33 260 Waardering commercieel vastgoed

Nr. 4 BRIEF VAN DE MINISTER VAN FINANCIËN

Aan de Voorzitter van de Tweede Kamer der Staten-Generaal

Den Haag, 28 maart 2014

Middels mijn brief van 4 juli 20131 heb ik u geïnformeerd over de activiteiten van De Nederlandsche Bank (DNB) met betrekking tot de commercieel vastgoedblootstellingen van banken. In het kader van de verscherpte aandacht voor dit thema werd tevens aangekondigd dat DNB een vervolgonderzoek zou uitvoeren («asset quality review fase II»). Inmiddels is dit onderzoek afgerond. Bijgevoegd vindt u een brief van DNB met daarin een beschrijving van het uitgevoerde onderzoek en de resultaten daarvan2.
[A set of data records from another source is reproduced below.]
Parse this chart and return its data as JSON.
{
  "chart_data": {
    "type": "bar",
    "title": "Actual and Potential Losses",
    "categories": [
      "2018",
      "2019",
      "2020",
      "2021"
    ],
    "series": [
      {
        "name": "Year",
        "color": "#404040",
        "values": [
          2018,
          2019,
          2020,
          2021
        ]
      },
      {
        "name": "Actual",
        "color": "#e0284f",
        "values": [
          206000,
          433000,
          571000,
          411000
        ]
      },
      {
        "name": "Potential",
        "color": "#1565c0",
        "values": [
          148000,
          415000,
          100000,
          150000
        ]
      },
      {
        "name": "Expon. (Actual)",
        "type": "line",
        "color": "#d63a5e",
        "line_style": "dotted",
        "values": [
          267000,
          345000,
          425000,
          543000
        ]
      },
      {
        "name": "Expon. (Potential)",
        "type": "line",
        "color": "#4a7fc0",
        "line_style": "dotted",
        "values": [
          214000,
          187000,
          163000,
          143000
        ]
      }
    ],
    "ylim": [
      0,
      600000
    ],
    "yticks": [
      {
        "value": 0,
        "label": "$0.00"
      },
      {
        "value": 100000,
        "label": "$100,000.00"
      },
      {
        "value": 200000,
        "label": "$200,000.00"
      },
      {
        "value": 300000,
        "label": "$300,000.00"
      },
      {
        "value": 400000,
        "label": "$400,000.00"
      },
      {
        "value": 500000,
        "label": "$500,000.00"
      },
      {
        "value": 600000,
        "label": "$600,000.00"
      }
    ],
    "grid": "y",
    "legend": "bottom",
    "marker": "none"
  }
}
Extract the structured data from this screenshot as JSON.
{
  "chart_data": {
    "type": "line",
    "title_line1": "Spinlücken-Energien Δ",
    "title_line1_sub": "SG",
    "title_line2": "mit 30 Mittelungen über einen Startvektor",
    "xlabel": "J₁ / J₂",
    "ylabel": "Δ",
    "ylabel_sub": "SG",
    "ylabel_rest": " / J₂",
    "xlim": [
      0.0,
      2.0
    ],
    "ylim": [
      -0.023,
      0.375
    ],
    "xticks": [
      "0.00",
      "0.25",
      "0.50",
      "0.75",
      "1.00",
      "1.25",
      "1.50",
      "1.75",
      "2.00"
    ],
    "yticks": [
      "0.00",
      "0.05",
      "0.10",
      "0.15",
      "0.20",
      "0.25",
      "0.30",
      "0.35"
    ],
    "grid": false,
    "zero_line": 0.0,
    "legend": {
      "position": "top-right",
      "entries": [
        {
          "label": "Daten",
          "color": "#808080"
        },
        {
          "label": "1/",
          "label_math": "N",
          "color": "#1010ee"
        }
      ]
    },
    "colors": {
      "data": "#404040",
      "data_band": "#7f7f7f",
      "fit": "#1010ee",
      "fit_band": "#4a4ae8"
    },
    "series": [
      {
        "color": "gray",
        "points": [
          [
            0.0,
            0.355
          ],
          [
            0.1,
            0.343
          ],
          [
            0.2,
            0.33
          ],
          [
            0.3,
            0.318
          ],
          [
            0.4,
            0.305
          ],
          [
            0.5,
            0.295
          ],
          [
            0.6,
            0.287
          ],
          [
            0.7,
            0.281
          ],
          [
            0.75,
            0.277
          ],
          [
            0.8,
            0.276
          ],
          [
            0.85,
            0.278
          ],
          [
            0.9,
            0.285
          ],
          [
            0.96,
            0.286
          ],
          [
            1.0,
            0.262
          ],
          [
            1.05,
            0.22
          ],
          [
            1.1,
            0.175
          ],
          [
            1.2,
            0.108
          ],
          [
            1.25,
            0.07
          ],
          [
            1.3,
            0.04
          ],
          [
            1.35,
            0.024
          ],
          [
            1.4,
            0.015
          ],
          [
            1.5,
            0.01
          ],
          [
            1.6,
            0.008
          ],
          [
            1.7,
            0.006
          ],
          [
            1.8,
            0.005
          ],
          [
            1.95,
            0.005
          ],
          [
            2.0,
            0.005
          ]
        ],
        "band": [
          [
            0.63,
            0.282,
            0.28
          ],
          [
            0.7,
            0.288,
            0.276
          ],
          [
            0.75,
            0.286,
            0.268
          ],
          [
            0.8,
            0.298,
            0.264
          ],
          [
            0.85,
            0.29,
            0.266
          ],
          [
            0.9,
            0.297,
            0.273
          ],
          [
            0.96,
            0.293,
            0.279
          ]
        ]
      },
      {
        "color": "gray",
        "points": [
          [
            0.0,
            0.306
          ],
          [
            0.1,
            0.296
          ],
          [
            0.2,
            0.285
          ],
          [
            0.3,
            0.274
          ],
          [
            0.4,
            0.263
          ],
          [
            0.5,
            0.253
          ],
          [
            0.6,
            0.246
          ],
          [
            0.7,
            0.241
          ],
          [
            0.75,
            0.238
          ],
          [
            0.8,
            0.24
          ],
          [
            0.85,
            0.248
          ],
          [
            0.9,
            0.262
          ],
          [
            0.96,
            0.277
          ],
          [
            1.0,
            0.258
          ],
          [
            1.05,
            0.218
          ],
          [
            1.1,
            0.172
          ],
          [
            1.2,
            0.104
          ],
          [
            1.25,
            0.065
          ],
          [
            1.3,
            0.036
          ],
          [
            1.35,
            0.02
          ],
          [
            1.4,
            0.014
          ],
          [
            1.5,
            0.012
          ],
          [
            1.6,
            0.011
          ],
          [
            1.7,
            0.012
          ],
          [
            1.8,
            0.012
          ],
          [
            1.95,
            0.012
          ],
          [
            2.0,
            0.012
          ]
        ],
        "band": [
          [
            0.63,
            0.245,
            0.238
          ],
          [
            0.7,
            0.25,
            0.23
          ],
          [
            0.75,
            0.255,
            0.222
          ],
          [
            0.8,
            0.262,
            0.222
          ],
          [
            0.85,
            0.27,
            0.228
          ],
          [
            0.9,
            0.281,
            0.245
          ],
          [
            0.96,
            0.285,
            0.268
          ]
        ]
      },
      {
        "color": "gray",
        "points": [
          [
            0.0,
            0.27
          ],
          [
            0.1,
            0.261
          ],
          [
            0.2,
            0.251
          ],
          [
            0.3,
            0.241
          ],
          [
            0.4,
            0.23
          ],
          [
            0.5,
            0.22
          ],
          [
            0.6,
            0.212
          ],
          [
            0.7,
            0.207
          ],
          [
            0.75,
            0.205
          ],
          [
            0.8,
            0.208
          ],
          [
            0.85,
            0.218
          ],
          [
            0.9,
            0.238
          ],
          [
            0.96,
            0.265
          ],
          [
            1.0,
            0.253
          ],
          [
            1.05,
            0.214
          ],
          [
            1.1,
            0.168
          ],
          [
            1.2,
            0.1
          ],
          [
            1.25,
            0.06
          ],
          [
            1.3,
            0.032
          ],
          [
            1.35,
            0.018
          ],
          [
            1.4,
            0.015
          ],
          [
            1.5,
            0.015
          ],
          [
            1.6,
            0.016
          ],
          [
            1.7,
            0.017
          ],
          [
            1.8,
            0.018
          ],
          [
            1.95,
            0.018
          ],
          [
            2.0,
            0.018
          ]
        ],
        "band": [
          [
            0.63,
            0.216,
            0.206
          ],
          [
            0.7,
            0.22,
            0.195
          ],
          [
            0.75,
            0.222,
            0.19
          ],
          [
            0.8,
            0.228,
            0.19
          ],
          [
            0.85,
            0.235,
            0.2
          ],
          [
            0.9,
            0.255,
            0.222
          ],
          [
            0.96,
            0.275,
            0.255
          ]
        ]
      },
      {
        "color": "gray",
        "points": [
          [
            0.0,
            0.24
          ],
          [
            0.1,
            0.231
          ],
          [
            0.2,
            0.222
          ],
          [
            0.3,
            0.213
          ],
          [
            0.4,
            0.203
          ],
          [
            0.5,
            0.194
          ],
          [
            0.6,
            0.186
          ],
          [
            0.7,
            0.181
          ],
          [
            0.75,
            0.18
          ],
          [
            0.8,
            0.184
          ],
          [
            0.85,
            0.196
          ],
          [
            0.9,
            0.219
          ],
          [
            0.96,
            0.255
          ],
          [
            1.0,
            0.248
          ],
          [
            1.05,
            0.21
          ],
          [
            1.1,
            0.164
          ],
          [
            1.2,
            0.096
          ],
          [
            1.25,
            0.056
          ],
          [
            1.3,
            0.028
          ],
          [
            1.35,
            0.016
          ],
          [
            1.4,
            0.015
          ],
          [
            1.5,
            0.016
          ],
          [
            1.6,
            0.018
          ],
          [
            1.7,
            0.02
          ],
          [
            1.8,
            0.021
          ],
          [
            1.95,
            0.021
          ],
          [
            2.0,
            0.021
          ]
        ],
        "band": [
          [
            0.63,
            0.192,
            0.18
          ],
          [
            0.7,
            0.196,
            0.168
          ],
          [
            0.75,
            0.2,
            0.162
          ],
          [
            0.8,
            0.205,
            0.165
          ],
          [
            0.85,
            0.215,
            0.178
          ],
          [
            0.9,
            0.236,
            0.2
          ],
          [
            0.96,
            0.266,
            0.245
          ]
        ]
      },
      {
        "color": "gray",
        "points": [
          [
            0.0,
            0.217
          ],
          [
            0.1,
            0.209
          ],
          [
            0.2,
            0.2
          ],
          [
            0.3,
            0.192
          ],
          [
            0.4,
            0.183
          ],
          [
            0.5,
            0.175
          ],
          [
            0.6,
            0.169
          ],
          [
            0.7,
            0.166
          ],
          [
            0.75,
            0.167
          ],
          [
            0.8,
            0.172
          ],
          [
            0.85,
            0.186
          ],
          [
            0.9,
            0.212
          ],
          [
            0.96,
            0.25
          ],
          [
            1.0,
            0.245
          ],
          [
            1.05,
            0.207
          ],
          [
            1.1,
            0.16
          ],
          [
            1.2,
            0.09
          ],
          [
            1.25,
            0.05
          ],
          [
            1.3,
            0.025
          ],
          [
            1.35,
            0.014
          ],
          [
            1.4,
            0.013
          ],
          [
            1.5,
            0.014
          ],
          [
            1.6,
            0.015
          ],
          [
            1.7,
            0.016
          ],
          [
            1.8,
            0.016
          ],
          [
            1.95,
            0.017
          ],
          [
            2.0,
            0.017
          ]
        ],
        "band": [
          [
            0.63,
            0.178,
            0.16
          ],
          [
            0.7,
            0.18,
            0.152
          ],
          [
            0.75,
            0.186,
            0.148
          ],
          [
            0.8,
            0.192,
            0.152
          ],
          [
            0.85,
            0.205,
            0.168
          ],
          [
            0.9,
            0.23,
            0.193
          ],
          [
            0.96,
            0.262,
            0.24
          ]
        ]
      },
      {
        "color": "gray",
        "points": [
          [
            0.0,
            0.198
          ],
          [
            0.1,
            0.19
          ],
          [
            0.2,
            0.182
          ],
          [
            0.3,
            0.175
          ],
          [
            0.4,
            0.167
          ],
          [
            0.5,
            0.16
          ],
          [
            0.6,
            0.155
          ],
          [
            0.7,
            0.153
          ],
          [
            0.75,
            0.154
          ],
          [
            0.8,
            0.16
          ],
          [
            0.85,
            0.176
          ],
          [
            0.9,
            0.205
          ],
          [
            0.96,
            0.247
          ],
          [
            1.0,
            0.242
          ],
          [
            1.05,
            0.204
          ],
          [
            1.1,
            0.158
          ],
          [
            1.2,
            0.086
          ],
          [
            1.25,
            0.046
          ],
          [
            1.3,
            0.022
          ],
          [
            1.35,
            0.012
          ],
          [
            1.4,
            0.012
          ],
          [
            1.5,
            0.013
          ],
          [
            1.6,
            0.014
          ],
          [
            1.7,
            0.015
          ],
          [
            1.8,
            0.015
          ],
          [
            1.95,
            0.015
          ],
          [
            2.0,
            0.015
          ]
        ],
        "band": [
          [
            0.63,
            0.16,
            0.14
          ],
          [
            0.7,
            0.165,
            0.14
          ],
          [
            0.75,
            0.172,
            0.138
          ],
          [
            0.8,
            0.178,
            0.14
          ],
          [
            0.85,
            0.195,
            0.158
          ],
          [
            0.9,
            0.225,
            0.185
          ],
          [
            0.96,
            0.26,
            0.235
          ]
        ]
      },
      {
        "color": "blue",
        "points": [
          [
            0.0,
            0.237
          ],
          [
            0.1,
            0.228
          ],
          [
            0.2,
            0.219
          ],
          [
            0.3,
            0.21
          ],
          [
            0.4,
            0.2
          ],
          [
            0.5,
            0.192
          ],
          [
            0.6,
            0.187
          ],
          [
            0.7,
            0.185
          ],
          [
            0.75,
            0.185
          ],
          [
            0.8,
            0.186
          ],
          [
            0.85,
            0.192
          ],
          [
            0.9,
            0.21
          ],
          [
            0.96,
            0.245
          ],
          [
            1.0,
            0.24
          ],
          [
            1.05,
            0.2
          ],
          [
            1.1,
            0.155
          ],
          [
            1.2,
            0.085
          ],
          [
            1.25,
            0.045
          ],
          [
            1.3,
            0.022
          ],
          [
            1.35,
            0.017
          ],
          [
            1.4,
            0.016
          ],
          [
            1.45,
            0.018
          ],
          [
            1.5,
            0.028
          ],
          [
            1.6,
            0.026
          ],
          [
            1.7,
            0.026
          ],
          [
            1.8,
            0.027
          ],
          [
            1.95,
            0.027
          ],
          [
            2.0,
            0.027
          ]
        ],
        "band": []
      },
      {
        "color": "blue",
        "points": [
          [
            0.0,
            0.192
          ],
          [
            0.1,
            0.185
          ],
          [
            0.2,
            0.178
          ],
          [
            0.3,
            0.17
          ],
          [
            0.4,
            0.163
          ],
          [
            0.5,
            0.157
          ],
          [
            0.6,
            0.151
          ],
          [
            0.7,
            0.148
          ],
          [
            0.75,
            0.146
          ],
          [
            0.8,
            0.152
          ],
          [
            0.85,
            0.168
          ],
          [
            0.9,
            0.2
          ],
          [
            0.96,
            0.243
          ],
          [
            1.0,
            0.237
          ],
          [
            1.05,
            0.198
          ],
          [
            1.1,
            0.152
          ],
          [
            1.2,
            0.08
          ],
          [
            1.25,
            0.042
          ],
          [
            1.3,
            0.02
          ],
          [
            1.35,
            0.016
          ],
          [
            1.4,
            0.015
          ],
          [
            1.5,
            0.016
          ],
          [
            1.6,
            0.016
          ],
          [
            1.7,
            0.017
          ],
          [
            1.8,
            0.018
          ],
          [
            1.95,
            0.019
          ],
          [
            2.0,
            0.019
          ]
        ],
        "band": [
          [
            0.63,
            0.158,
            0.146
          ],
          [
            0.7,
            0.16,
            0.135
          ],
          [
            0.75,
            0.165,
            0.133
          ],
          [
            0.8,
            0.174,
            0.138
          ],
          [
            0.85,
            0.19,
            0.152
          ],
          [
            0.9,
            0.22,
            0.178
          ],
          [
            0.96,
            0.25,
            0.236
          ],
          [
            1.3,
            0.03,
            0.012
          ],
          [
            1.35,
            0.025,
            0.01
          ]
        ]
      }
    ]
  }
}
DNB heeft begin 2012 een traject ingezet om te komen tot erkenning en deugdelijke beheersing van de risico’s gerelateerd aan commercieel vastgoedblootstellingen, en daarmee uiteindelijk tot adequaat gekapitaliseerde banken. Het sluitstuk hiervan was een boekenonderzoek naar de commercieel vastgoedportefeuille, inclusief een onderzoek naar individuele leningen die banken hebben uitstaan en het bijbehorende onderpand. Hiertoe heeft DNB in de tweede helft van 2013 diepgravend onderzoek verricht naar de commercieel vastgoedblootstellingen van de drie grootste Nederlandse banken, met een totale reikwijdte van ruim 60.000 leningen die in totaal een commercieel vastgoedportefeuille van ongeveer 70 miljard euro vertegenwoordigen. Dit betreft nagenoeg alle bancaire commercieel vastgoedleningen in Nederland, evenals alle risicovolle uitzettingen met betrekking tot commercieel vastgoed in het buitenland.

Op basis van de gevonden resultaten heeft DNB een schatting gemaakt van de te verwachten verliezen, zowel op korte termijn – met een tijdshorizon van korter dan 12 maanden – als voor de gehele looptijd van de leningen. Deze verwachte verliezen zijn vervolgens afgezet tegen het totaal aan voorzieningen die banken al eerder hadden genomen en het totaal aan (preventief) kapitaal dat banken in een eerder stadium, na aansporing van DNB, al opzij hadden gezet om verdere (onverwachte) verliezen op te vangen. DNB heeft er vervolgens op toegezien dat de banken voldoende voorzieningen en kapitaal aanhouden om de verwachte verliezen die voortvloeien uit het boekenonderzoek op te kunnen vangen, zowel op korte als middellange termijn. DNB acht dit nu het geval. Ten opzichte van eind 2011 is het totale bedrag om verwachte verliezen gerelateerd aan commercieel vastgoedleningen op te kunnen vangen, nu ruim drie keer zo hoog. Dit komt overeen met 6% tot 8% van de totale portefeuille commercieel vastgoedleningen bij de betreffende banken.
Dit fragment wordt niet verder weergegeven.